- Associated Press - Friday, October 30, 2015

ST. PAUL, Minn. (AP) - Minnesota Gov. Mark Dayton went underground Friday to see a year-old copper-nickel mine in Michigan and then flew over the proposed site of a larger operation that could be coming to northeastern Minnesota, all as his administration prepares for crucial decisions on the controversial mining and processing project.

After touring the Upper Peninsula’s Eagle Mine, Dayton said he came away impressed by independent efforts to regularly review environmental issues, worker-safety and community relations surrounding the mine. He said a community foundation that is detached from both state regulators and the mining company operates through a $300,000 annual payment the company must make.

“The community has independent monitoring and independent data that they are able to collect subject to scientific standards - rigorous scientifically gathered data - to compare against the data that the company reports to the state,” said Minnesota Pollution Control Agency Commissioner John Linc-Stine, who traveled with the governor. “That’s an added measure of confidence that the citizens of that community then can learn on their own how the operation is performing.”

Dayton also said he’ll consider proposing law changes next year to refine regulations in anticipation of a possible PolyMet Mining Corp. authorization.

“I’m prepared to make recommendations to the Legislature next session about any deficiencies or gaps in Minnesota laws or procedures,” Dayton said, citing the way Michigan crafted new copper-and-nickel mining rules before giving the Eagle Mine its green light.

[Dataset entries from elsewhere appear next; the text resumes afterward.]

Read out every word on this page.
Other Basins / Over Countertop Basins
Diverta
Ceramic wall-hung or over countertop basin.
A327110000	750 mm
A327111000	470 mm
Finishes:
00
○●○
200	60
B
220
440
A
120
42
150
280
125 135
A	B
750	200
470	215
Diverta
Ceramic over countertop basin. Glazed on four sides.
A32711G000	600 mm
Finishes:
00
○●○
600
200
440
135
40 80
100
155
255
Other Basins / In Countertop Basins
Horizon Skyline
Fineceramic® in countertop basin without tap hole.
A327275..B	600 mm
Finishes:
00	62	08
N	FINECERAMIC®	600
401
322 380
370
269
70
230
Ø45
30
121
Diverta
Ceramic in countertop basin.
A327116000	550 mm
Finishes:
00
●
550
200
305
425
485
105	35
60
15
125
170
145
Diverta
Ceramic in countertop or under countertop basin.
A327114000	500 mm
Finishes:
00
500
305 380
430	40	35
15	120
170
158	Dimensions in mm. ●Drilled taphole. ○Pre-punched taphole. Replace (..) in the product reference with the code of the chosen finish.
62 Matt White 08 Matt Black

Earlier in the week Dayton visited an abandoned gold mine in South Dakota beset by environmental problems that have been costly to the state. After that trip and again Friday, Dayton underscored the need to structure financial guarantees from the Minnesota mine operators for cleanup and reclamation steps after PolyMet runs its expected 20-year course. PolyMet officials have pledged to follow Minnesota laws in putting up “bankruptcy-proof” assurances to get the company’s mining permit.

The Eagle Mine is significantly smaller than the PolyMet nonferrous mining project envisioned for Minnesota’s Iron Range. While the minerals in Michigan are extracted from an underground mine, in Minnesota the 550 million tons of rock over two decades would be taken from an open pit.

An environmental study on PolyMet is expected in early November, with permitting decisions likely to come in 2016.